La Cour évoque le fait que la Syrie l’a informée, par lettre datée du 9 octobre 2023, qu’elle avait décidé de ne pas participer aux audiences devant s’ouvrir le 10 octobre 2023. La Cour note toutefois que le chargé d’affaires de l’ambassade de Syrie à Bruxelles a, par lettre datée du 10 octobre 2023, communiqué à la Cour la position de son gouvernement concernant la demande en indication de mesures conservatoires présentée par le Canada et les Pays-Bas. La Cour note également que la Syrie l’a informée, par lettre datée du 13 octobre 2023, de la désignation de deux agents aux fins de l’affaire.
La Cour regrette la décision prise par la Syrie de ne pas prendre part à la procédure orale sur la demande en indication de mesures conservatoires et rappelle à cet égard que la non-comparution d’une partie comporte des conséquences négatives pour une bonne administration de la justice, en ce qu’elle prive la Cour de l’aide qu’une partie aurait pu lui apporter. La Cour doit néanmoins continuer de s’acquitter de sa fonction judiciaire dans n’importe quelle phase de l’affaire.

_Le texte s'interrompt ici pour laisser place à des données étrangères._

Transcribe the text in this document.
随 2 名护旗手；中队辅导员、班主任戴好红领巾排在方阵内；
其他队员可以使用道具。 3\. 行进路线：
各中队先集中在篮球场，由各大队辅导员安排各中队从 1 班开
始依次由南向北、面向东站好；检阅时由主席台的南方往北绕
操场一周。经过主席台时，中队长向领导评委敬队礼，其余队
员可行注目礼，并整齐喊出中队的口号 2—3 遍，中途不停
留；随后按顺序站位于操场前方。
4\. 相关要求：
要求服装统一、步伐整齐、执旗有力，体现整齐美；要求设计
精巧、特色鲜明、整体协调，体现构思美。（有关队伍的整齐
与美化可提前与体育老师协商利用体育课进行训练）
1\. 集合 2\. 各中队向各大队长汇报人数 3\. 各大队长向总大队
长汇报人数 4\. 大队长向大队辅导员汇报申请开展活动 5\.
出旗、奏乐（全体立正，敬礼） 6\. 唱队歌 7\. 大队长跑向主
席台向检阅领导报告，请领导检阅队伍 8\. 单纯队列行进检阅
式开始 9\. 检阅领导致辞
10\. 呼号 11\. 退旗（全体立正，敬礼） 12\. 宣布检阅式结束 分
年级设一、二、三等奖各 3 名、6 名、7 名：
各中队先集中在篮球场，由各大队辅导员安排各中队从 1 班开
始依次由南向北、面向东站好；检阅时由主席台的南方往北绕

La Cour note que, bien qu’officiellement absentes d’une phase particulière de l’affaire, ou de toutes, les parties non comparantes soumettent parfois des lettres et des documents à la Cour par des moyens non prévus par son Règlement. Ayant avantage à connaître les vues des deux parties, quelle que soit la forme sous laquelle elles ont été présentées, la Cour indique qu’elle prendra en considération la lettre que la Syrie lui a communiquée, dans la mesure où elle estimera approprié de le faire pour s’acquitter de ses obligations. La Cour souligne enfin que la non-comparution d’une partie à la procédure ou à une phase quelconque de celle-ci ne saurait en aucun cas affecter la validité de sa décision.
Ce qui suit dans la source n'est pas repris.